Are there no more pressing issues that need to be dealt with then this one?

Pesky Settler said...

Would it surprise you that many of the Tzadikkos on Imamo would welcome this Chumra as they often feel self-conscious when going to a wedding during the week and they're all dressed up?

Anonymous said...

Everyone should follow their own rav. I welcome your comments on my tznius topics.

G said...

Are there no more pressing issues that need to be dealt with then this one?

Ah, but there's the rub...the more pressing issues are much harder to solve and have results much harder to quickly quantify.

Why waste time fixing the foundation when I can simply throw on a few quick coats of paint!

Anonymous said...

I wouldn't worry about hostesses at home. After all, the good family will have separate entrances for men and women and have their meals in separate rooms for each to avoid the chance of the man seeing his sister-in-law.

I don't think anyone should have a problem with a closed community creating a takana about this. It's when people from that community then go visiting elsewhere and say "No nu, you allow your women to walk around like prutzos without overcoats on?" that's when the problems begin.

Anonymous said...

I think that it is a matter of striking a balance. On the one hand you do not want women walking around in a manner that will cause automobile accidents from distracted male drivers. On the other hand you do not want to take away womens self esteem. Nor do you want to dampen enthusiasm between married couples.

I know that we are supposed to be spiritual and all but nature is nature. A woman should be attractive to her husband (and vise versa). For his sake and for hers. Whether or not most men realize it,they will have a better sense of well being if their wife is well dressed as opposed to in a burqa.

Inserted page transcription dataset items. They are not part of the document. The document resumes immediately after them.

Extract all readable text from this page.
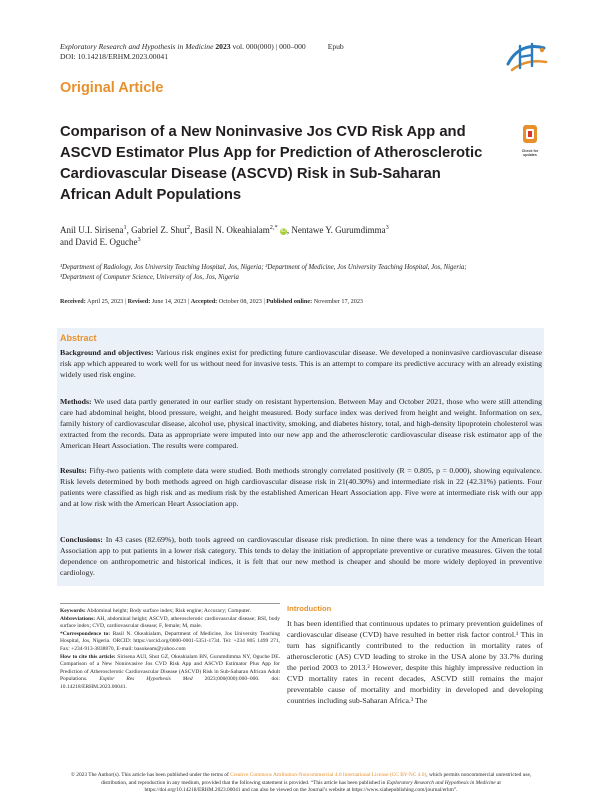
Exploratory Research and Hypothesis in Medicine 2023 vol. 000(000) | 000–000	Epub
DOI: 10.14218/ERHM.2023.00041
Original Article
Comparison of a New Noninvasive Jos CVD Risk App and ASCVD Estimator Plus App for Prediction of Atherosclerotic Cardiovascular Disease (ASCVD) Risk in Sub-Saharan African Adult Populations
Check for
updates
Anil U.I. Sirisena$^1$, Gabriel Z. Shut$^2$, Basil N. Okeahialam$^{2,*}$ iD, Nentawe Y. Gurumdimma$^3$
and David E. Oguche$^3$
¹Department of Radiology, Jos University Teaching Hospital, Jos, Nigeria; ²Department of Medicine, Jos University Teaching Hospital, Jos, Nigeria;
³Department of Computer Science, University of Jos, Jos, Nigeria
Received: April 25, 2023 | Revised: June 14, 2023 | Accepted: October 08, 2023 | Published online: November 17, 2023
Abstract
Background and objectives: Various risk engines exist for predicting future cardiovascular disease. We developed a noninvasive cardiovascular disease risk app which appeared to work well for us without need for invasive tests. This is an attempt to compare its predictive accuracy with an already existing widely used risk engine.
Methods: We used data partly generated in our earlier study on resistant hypertension. Between May and October 2021, those who were still attending care had abdominal height, blood pressure, weight, and height measured. Body surface index was derived from height and weight. Information on sex, family history of cardiovascular disease, alcohol use, physical inactivity, smoking, and diabetes history, total, and high-density lipoprotein cholesterol was extracted from the records. Data as appropriate were imputed into our new app and the atherosclerotic cardiovascular disease risk estimator app of the American Heart Association. The results were compared.
Results: Fifty-two patients with complete data were studied. Both methods strongly correlated positively (R = 0.805, p = 0.000), showing equivalence. Risk levels determined by both methods agreed on high cardiovascular disease risk in 21(40.30%) and intermediate risk in 22 (42.31%) patients. Four patients were classified as high risk and as medium risk by the established American Heart Association app. Five were at intermediate risk with our app and at low risk with the American Heart Association app.
Conclusions: In 43 cases (82.69%), both tools agreed on cardiovascular disease risk prediction. In nine there was a tendency for the American Heart Association app to put patients in a lower risk category. This tends to delay the initiation of appropriate preventive or curative measures. Given the total dependence on anthropometric and historical indices, it is felt that our new method is cheaper and should be more widely deployed in preventive cardiology.
Keywords: Abdominal height; Body surface index; Risk engine; Accuracy; Computer.
Abbreviations: AH, abdominal height; ASCVD, atherosclerotic cardiovascular disease; BSI, body surface index; CVD, cardiovascular disease; F, female; M, male.
*Correspondence to: Basil N. Okeahialam, Department of Medicine, Jos University Teaching Hospital, Jos, Nigeria. ORCID: https://orcid.org/0000-0001-5351-1734. Tel: +234 805 1499 271, Fax: +234-913-3838870, E-mail: basokeam@yahoo.com
How to cite this article: Sirisena AUI, Shut GZ, Okeahialam BN, Gurumdimma NY, Oguche DE. Comparison of a New Noninvasive Jos CVD Risk App and ASCVD Estimator Plus App for Prediction of Atherosclerotic Cardiovascular Disease (ASCVD) Risk in Sub-Saharan African Adult Populations. Explor Res Hypothesis Med 2023;000(000):000–000. doi: 10.14218/ERHM.2023.00041.
Introduction
It has been identified that continuous updates to primary prevention guidelines of cardiovascular disease (CVD) have resulted in better risk factor control.¹ This in turn has significantly contributed to the reduction in mortality rates of atherosclerotic (AS) CVD leading to stroke in the USA alone by 33.7% during the period 2003 to 2013.² However, despite this highly impressive reduction in CVD mortality rates in recent decades, ASCVD still remains the major preventable cause of mortality and morbidity in developed and developing countries including sub-Saharan Africa.³ The
© 2023 The Author(s). This article has been published under the terms of Creative Commons Attribution-Noncommercial 4.0 International License (CC BY-NC 4.0), which permits noncommercial unrestricted use, distribution, and reproduction in any medium, provided that the following statement is provided. “This article has been published in Exploratory Research and Hypothesis in Medicine at https://doi.org/10.14218/ERHM.2023.00041 and can also be viewed on the Journal’s website at https://www.xiahepublishing.com/journal/erhm”.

This is why I am against setting up a beit din with rules over these issues. Just because we have a verse that says sheker ha chen and hevel hayofi does not mea that we should be like the society in Oceana from the book 1984, which demeaned the whole concept of beauty because they felt that the distraction was dangerous for society.

I will even say that there is a torah president for what I am saying. The woman adorned themselves in Egypt in order to entice their husbands who were otherwise to warn down from the drudgery around them. This is one of the acts in which we merited yetzias mitzrayim. We are in galus with drudgery al around us whether from work or other stresses. Trying to be spiritual in todays world is very difficult. I do not mean because of the pritzos enviornment. I mean because it is that much harder for people to feel content and happy with their life.

There is no commandment that says "Thou shalt walk around with grey clothing and miserable facial expressions from the Soviet bread-line era." This is not going to get us out of galus. Just the opposite is true.

Down with drudgery!!!!!!!!!!

The Five + of Us said...

How about overcoats for the men.... over their faces.

Then they can focus their internal gaze on their own midot, without having to worry about exposing themselves to anything. Meanwhile, the Nashot Chayil of Klal Yisrael can continue their daily lives in modesty, as they have done for two millenia.

The guidelines of tzniut are meant to uplift our society as a whole, not to stifle and suffocate women with overcoats.

(Next thing you know, the rabbanim will outlaw flowers planted in the street because they remind some men of women in Shabbat dresses).

Where will it end?


Leah Goodman said...

As someone who sweats easily and profusely, I am constantly frustrated by the "tzniyus" situation.

I just don't see how my galdarn elbows are so enticing...

Anonymous said...

Did anyone notice that the Rabbis mentioned neither came up with the idea, nor gave a pasak that it is required? They just think it is a good idea.